(Reuters) - Ticonderoga Securities cut boutique investment bank Lazard Ltd (LAZ.N) to “neutral” from “buy,” saying U.S. and European debt concerns and tougher regulation of large deals would hurt recovery in merger activity.
“While we still expect to see solid second-half advisory revenues for Lazard, it is possible the first quarter of 2012 will now show annual declines driven by the slower pace of merger announcements,” the brokerage said in a note to clients.
Ticonderoga said anti-trust concerns surrounding the proposed merger of Express Scripts Inc (ESRX.O) and Medco Health Solutions Inc MHS.N were also endangering chances of success of the biggest deal in Lazard’s backlog.
“While it (the merger) very well may proceed, we do believe the added regulatory risk attached to large transactions is another emerging impediment to M&A activity,” the brokerage said.
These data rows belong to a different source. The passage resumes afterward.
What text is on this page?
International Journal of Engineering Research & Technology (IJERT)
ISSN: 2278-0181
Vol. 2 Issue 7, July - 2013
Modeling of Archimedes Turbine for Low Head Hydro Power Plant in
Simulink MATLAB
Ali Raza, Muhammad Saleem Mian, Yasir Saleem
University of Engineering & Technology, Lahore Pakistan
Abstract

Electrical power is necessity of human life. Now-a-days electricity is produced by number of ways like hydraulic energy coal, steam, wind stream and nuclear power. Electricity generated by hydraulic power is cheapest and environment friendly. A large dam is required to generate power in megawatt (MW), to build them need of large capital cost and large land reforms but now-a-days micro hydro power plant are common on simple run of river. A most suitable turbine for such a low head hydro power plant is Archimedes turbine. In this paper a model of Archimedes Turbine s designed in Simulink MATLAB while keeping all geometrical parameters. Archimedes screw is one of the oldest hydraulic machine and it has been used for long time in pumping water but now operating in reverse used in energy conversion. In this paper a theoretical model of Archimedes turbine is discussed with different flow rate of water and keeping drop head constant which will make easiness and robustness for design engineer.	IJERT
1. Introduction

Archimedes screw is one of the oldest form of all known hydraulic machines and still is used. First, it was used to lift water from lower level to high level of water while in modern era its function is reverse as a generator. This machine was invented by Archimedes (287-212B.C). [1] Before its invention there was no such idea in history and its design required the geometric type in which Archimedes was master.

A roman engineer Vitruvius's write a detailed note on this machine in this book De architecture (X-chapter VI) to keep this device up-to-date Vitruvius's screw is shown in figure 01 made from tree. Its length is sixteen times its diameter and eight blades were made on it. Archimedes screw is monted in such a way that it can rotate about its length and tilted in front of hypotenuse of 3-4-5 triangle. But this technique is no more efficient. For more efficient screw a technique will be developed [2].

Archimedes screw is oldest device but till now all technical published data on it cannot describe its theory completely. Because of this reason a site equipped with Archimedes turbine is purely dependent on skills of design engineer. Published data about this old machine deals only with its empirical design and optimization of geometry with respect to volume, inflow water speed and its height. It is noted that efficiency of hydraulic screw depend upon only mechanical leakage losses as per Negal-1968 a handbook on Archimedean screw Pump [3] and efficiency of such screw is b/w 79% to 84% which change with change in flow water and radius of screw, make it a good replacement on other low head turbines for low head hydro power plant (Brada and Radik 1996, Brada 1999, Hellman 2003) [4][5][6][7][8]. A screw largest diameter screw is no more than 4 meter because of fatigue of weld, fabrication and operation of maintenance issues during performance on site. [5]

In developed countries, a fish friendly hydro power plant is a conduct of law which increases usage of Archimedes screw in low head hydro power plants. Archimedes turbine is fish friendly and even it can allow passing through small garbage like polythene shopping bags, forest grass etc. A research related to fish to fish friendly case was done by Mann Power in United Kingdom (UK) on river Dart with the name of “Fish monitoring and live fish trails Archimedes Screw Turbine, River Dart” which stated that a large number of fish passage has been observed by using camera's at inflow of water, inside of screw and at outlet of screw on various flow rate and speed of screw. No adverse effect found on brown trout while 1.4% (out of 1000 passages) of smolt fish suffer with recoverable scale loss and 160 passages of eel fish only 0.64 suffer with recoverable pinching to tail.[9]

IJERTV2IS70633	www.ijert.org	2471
U.S. regulators have been cracking the whip on large acquisitions, such as AT&T Inc’s (T.N) $39 billion deal to buy T-Mobile USA, hurting the fees that the banks earn on completion.
With the possibility of fewer fees raising the compensation ratio -- the percentage of revenue paid out as compensation -- at the firm, and debt interest costs that represent as much as 5 percent of net revenue, negative operating leverage becomes a real risk, the brokerage said.